Some architectural firms claim to serve upwards of seven or eight market segments. Displaying a diverse set of skills can be a benefit, but beware of coming across as a generalist.

If clients get the message that you can do basically anything, for anyone, then rather than standing out from the crowd, you’re blending in. Prospects have no reason to remember your firm.

The concise narratives that you include with portfolio projects are an excellent opportunity to explain why your firm is the right choice for clients with specific needs.

Do you excel at lighting design? Do you mainly provide audiovisual solutions? Do you focus on environmentally friendly residential architecture?

It should be obvious in your description of each project what specific solutions your company provided to the client based on your skillset.

 

Draw Attention to Awards or Articles

If one of your portfolio pieces received media attention or won an award, show it off! Include a link to an article with more information.
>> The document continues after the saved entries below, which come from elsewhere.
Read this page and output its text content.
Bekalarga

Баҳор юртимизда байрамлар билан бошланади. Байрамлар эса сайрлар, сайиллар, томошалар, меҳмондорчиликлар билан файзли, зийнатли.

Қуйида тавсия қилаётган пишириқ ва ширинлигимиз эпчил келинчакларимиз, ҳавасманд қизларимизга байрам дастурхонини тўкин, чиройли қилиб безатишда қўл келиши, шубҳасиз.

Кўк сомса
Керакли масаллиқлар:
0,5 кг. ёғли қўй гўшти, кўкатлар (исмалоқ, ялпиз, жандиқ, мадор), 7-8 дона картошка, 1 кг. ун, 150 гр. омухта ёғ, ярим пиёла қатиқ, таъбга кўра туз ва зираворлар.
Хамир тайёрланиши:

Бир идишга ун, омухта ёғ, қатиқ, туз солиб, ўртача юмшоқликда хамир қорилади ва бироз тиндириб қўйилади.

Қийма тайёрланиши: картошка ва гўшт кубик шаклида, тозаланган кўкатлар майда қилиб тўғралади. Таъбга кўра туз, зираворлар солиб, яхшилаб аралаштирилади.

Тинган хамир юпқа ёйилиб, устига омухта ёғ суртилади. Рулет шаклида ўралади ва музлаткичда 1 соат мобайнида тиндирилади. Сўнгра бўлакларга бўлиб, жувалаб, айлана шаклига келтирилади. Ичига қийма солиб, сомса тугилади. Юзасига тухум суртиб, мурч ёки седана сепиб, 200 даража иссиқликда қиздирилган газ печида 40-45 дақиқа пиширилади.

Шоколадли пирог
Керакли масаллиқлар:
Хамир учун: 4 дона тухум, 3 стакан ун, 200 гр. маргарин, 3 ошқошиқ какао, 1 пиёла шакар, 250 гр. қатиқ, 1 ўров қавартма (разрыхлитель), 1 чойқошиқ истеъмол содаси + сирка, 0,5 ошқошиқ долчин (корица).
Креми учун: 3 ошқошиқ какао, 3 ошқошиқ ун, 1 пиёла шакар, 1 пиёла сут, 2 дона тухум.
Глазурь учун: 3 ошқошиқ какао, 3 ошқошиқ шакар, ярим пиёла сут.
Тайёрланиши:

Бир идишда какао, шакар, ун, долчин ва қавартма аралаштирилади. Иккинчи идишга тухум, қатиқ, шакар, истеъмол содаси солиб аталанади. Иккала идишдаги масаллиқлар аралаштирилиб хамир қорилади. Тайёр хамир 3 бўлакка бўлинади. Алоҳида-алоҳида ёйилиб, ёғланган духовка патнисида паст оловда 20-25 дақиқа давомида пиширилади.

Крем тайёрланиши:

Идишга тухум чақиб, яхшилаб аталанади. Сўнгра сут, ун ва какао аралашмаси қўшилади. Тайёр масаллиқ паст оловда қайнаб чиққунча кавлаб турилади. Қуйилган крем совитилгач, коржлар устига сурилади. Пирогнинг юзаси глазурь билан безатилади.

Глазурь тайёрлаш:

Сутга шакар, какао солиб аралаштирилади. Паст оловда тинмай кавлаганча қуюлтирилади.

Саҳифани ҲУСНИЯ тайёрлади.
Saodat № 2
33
Just as positive reviews from other clients build credibility, so does recognition from other thought leaders or known publications in your industry.

Your portfolio piece narratives are an opportunity to distinguish yourself from your competition.

Your goal is for prospective clients to quickly understand the scope of each of your projects, your areas of expertise, and how you use them to solve your clients’ problems.

Positive reviews from clients and awards help you to build trust and establish yourself as an industry leader. Concise overviews of each of your projects make it easy for customers to get important information at a glance.

While other firms are still writing long, boring excerpts full of jargon, you’ll be way ahead of the game, taking prospects and converting them into clients.